Autre danger extrême : la guerre étrangère. Le psychopathe de l’Élysée a cru intelligent de suivre les yankees impérialistes comme un brave crétin de toutou. Rappelons que 000013-munitions-otanl’Ukraine, pays ni membre de l’UE ni de l’OTAN, est entièrement pilotée depuis la « révolution » du Maïdan par les impérialistes anglosaxons. Ce sont eux qui ont dirigé l’armée ukrainienne à l’est et au sud-est du pays, vers le Dombass et la Crimée. La Russie ne pouvait rien faire d’autre que de réagir : Marioupol est prise, l’armée ukrainienne est coincée dans le chaudron du Dombass et sa reddition n’est qu’une affaire de semaines.

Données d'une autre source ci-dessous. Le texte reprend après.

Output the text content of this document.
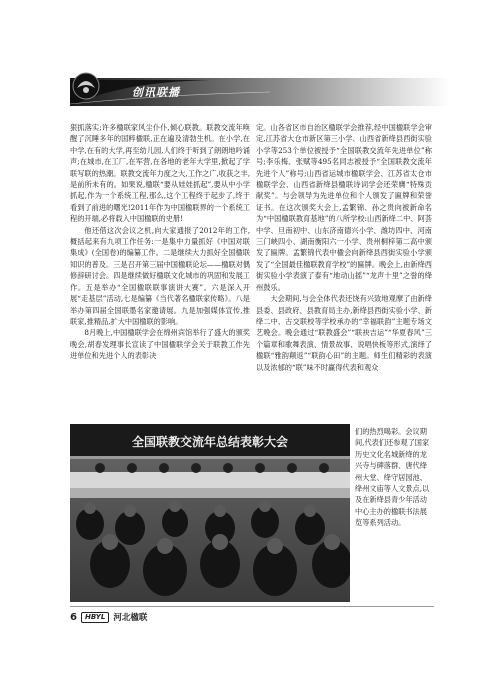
创讯联播

狠抓落实;许多楹联家风尘仆仆,倾心联教。联教交流年唤醒了沉睡多年的国粹楹联,正在遍及清勃生机。在小学,在中学,在有的大学,再至幼儿园,人们终于听到了朗朗地吟诵声;在城市,在工厂,在军营,在各地的老年大学里,掀起了学联写联的热潮。联教交流年力度之大,工作之广,收获之丰,是前所未有的。如果说,楹联“要从娃娃抓起”,要从中小学抓起,作为一个系统工程,那么,这个工程终于起步了,终于看到了前进的曙光!2011年作为中国楹联界的一个系统工程的开端,必将载入中国楹联的史册!

他还借这次会议之机,向大家通报了2012年的工作,概括起来有九项工作任务:一是集中力量抓好《中国对联集成》(全国卷)的编纂工作。二是继续大力抓好全国楹联知识的普及。三是召开第三届中国楹联论坛——楹联对偶修辞研讨会。四是继续做好楹联文化城市的巩固和发展工作。五是举办“全国楹联联事演讲大赛”。六是深入开展“走基层”活动,七是编纂《当代著名楹联家传略》。八是举办第四届全国联墨名家邀请展。九是加强媒体宣传,推联家,推精品,扩大中国楹联的影响。

8月晚上,中国楹联学会在绵州宾馆举行了盛大的颁奖晚会,胡春发理事长宣读了中国楹联学会关于联教工作先进单位和先进个人的表彰决

定。山各省区市自治区楹联学会推荐,经中国楹联学会审定,江苏省大仓市新区第三小学、山西省新绛县西街实验小学等253个单位被授予“全国联教交流年先进单位”称号;李乐梅、张赋等495名同志被授予“全国联教交流年先进个人”称号;山西省运城市楹联学会、江苏省太仓市楹联学会、山西省新绛县楹联诗词学会还荣膺“特殊贡献奖”。与会领导为先进单位和个人颁发了匾牌和荣誉证书。在这次颁奖大会上,孟繁锦、孙之贵向被新命名为“中国楹联教育基地”的八所学校:山西新绛二中、阿荟中学、旦南初中、山东济南德兴小学、潍坊四中、河南三门峡四小、湖南衡阳六一小学、贵州桐梓第二高中颁发了匾牌。孟繁锦代表中楹会向新绛县西街实验小学颁发了“全国最佳楹联教育学校”的匾牌。晚会上,由新绛西街实验小学表演了泰有“地动山摇”“龙声十里”之誉的绛州鼓乐。

大会期间,与会全体代表还饶有兴致地观摩了由新绛县委、县政府、县教育局主办,新绛县西街实验小学、新绛二中、古交联校等学校承办的“幸福联韵”主题专场文艺晚会。晚会通过“联教盛会”“联袂吉运”“华夏春风”三个篇章和歌舞表演、情景故事、说唱快板等形式,演绎了楹联“雅韵颠返”“联韵心田”的主题。师生们精彩的表演以及浓郁的“联”味不时赢得代表和观众

全国联教交流年总结表彰大会
们的热烈喝彩。会议期间,代表们还参观了国家历史文化名城新绛的龙兴寺与碑落群、唐代绛州大堂、绛守居园池、绛州文庙等人文景点,以及在新绛县青少年活动中心主办的楹联书法展览等系列活动。
6	HBYL 河北楹联
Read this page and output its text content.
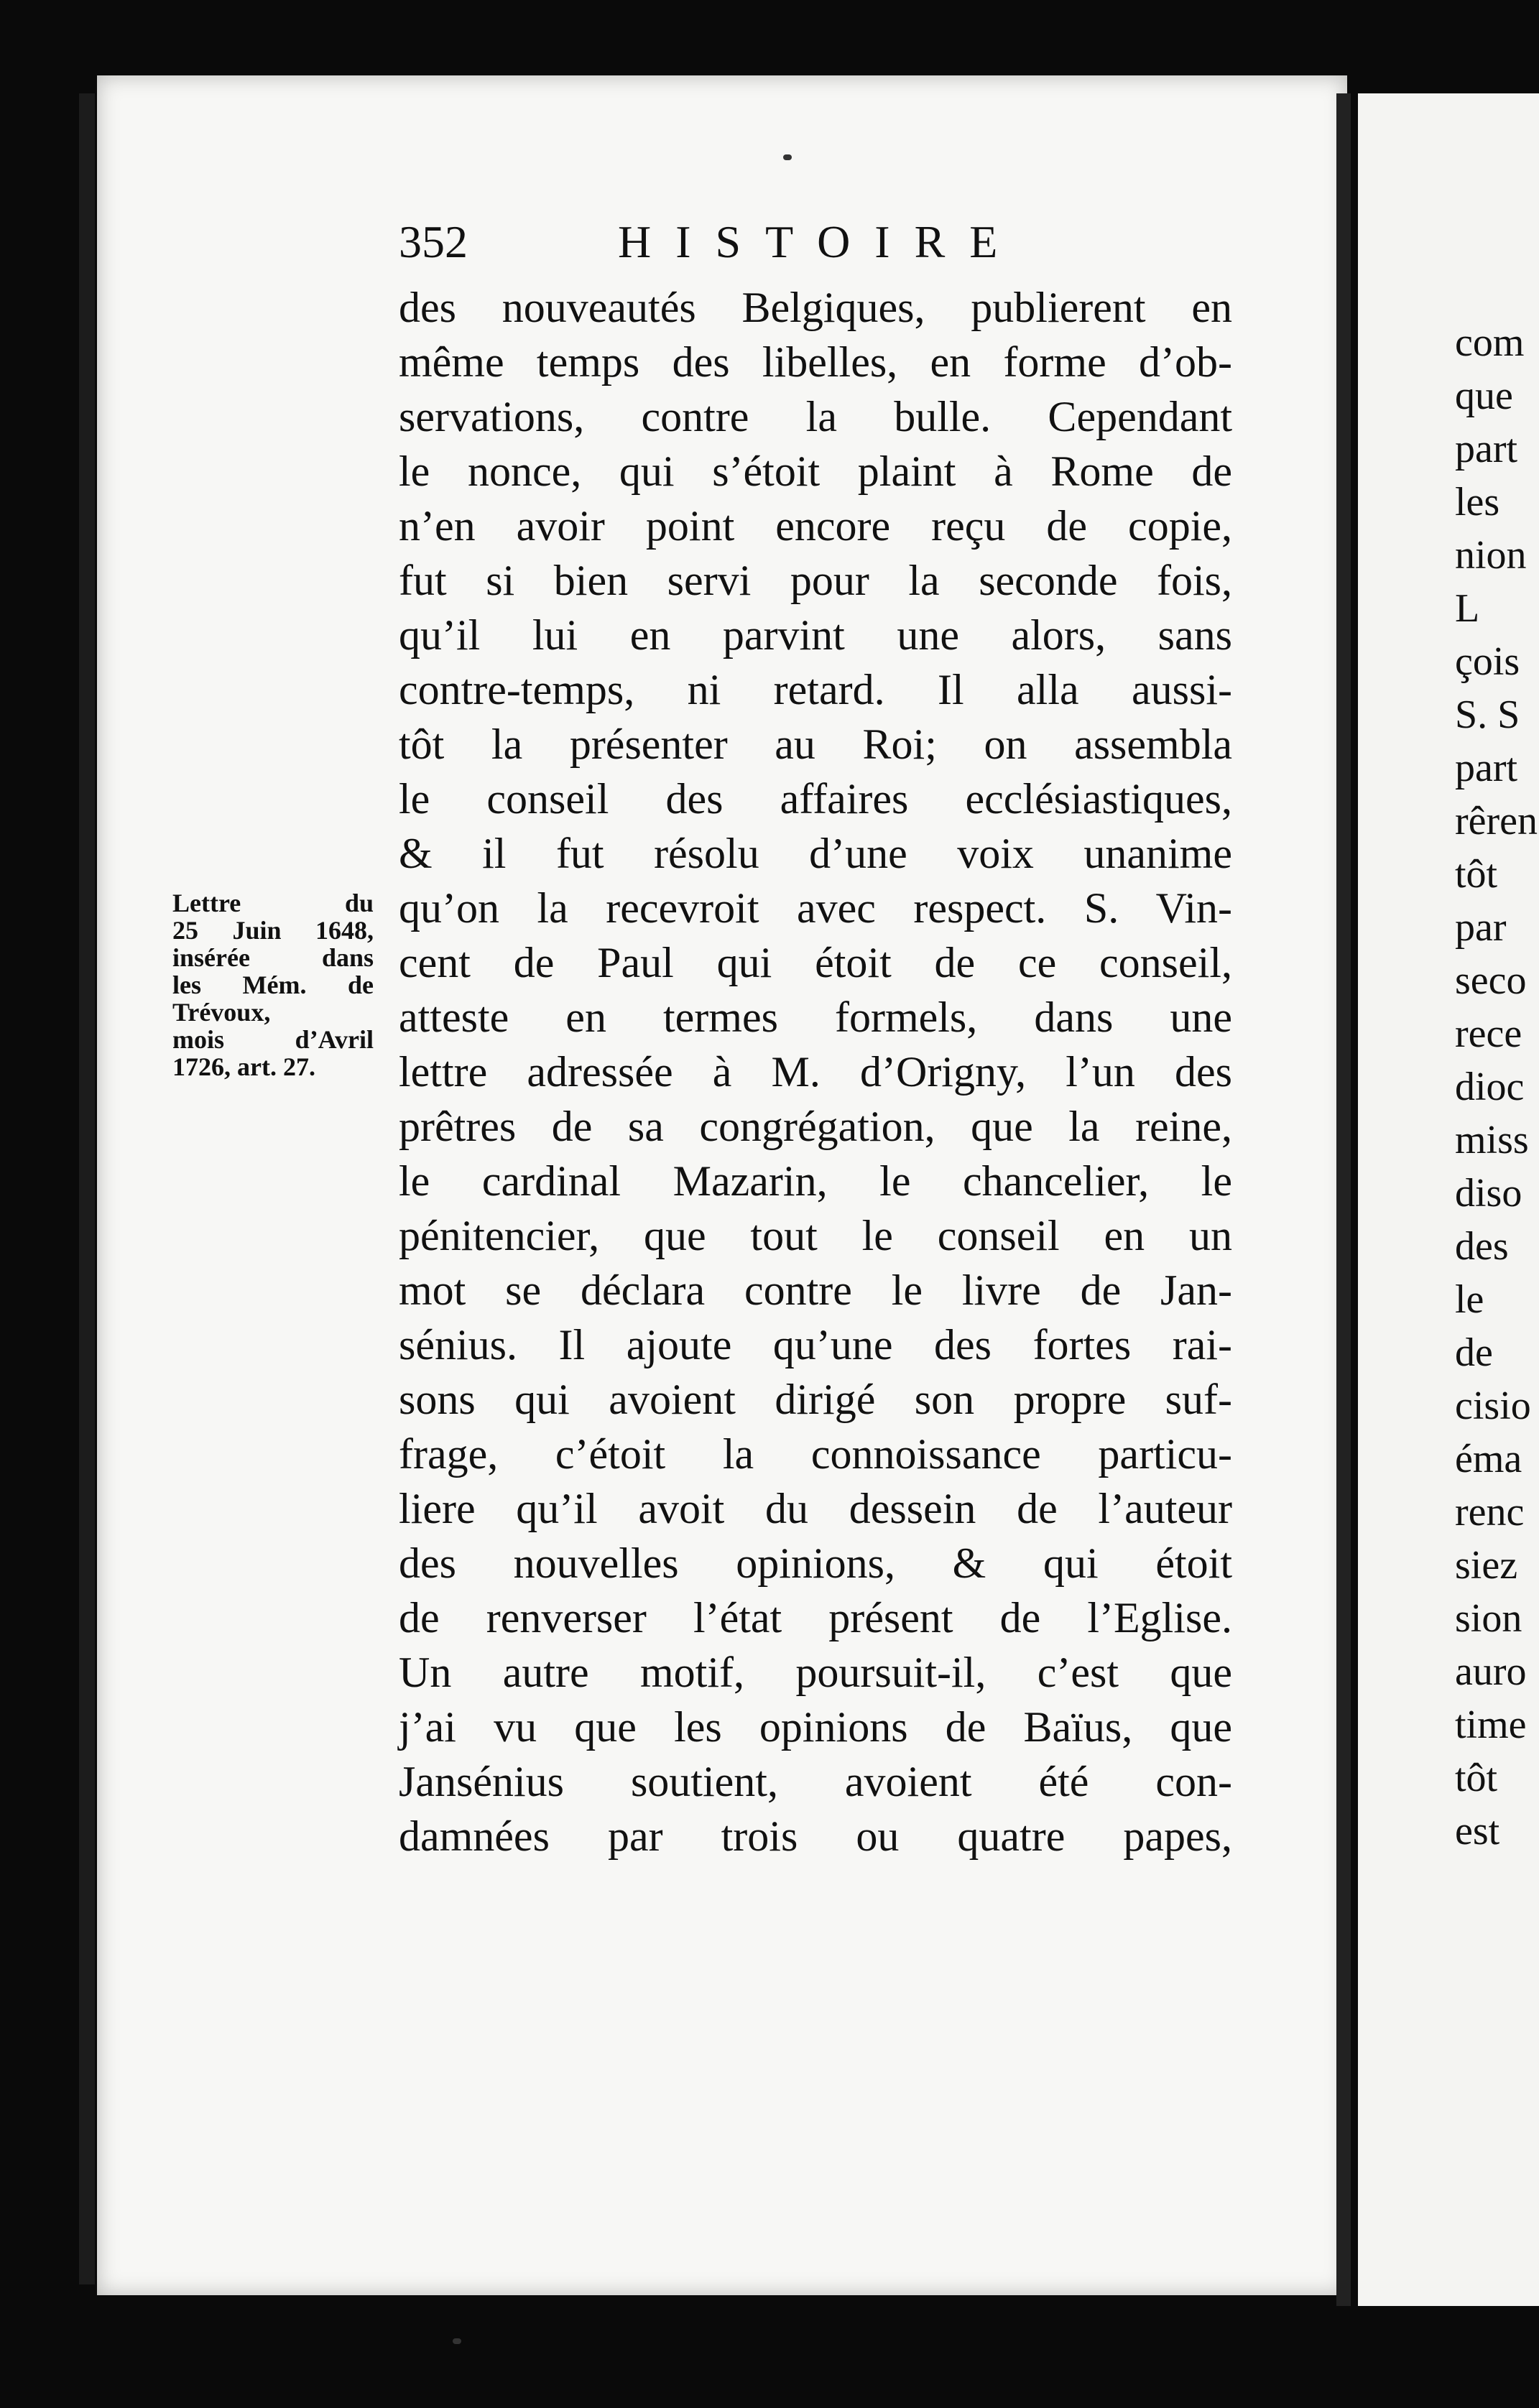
352	HISTOIRE
des nouveautés Belgiques, publierent en
même temps des libelles, en forme d’ob-
servations, contre la bulle. Cependant
le nonce, qui s’étoit plaint à Rome de
n’en avoir point encore reçu de copie,
fut si bien servi pour la seconde fois,
qu’il lui en parvint une alors, sans
contre-temps, ni retard. Il alla aussi-
tôt la présenter au Roi; on assembla
le conseil des affaires ecclésiastiques,
& il fut résolu d’une voix unanime
qu’on la recevroit avec respect. S. Vin-
cent de Paul qui étoit de ce conseil,
atteste en termes formels, dans une
lettre adressée à M. d’Origny, l’un des
prêtres de sa congrégation, que la reine,
le cardinal Mazarin, le chancelier, le
pénitencier, que tout le conseil en un
mot se déclara contre le livre de Jan-
sénius. Il ajoute qu’une des fortes rai-
sons qui avoient dirigé son propre suf-
frage, c’étoit la connoissance particu-
liere qu’il avoit du dessein de l’auteur
des nouvelles opinions, & qui étoit
de renverser l’état présent de l’Eglise.
Un autre motif, poursuit-il, c’est que
j’ai vu que les opinions de Baïus, que
Jansénius soutient, avoient été con-
damnées par trois ou quatre papes,
Lettre du
25 Juin 1648,
insérée dans
les Mém. de
Trévoux,
mois d’Avril
1726, art. 27.
com
que
part
les
nion
L
çois
S. S
part
rêren
tôt
par
seco
rece
dioc
miss
diso
des
le
de
cisio
éma
renc
siez
sion
auro
time
tôt
est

MAIS… Il est clair qu’il s’agit bel et bien d’une guerre de l’OTAN contre la Russie. L’on sait maintenant que des otaniens ont envoyé non seulement armes et munitions aux ukronazis, mais aussi des forces spéciales US et british, PLUS une cinquantaine de soldats français du 11e Choc. Ceci constitue un acte de guerre ouverte, c’est connu à l’international, et la bande de maquereaux de Macron s’est bien abstenue de le faire savoir avant le barnum électoral.

L’affaire a été révélée par un homme politique Turc, Ozgur Bursali, secrétaire général du parti politique nationaliste turc Vatan. Il flétrit Emmanuel Macron de lâcheté, l’accusant ni plus ni moins que d’avoir carrément abandonné des militaires de la DGSE dans le chaudron d’Azovstal, désormais encerclé par l’armée russe et les Tchétchènes.  Ozgur Bursali a révélé que Moscou lui a confirmé qu’il y a bien eu deux officiers de la DGSE morts dans un hélicoptère abattu, mais qu’en plus, il restait encore 50 autres militaires français du 11e Choc (recréé en 1986) enfermés avec d’autres militaires ukrainiens dans le complexe métallurgique Azovstal. Selon lui « Vladimir Poutine a confirmé que la totalité de Marioupol a été capturée et qu’il restait quelques 2.000 soldats de coincés dans les usines d’Azovstal. Nous annonçons au monde entier que parmi ces 2.000 militaires bloqués se trouvent plus de 50 officiers supérieurs français », et Bursali ajoute que « Macron laisse 50 de ses officiers mourir dans les bunkers d’une usine en Ukraine »…

Le psychopathe élyséen a été assez fou pour provoquer Poutine et faire du zèle au service de ses maîtres Yankees. Nos soldats sont condamnés à mourir ou à être prisonniers parce qu’un traître les a envoyés se battre au côté des ukronazis ! Cela, les Français, soigneusement tenus dans l’ignorance, n’en ont jamais entendu parler sur les plateaux de télémerde. J’espère que l’Armée Française, NOTRE armée, sieur président-fantoche, va suivre l’affaire très attentivement et en tirera les leçons qui s’imposent.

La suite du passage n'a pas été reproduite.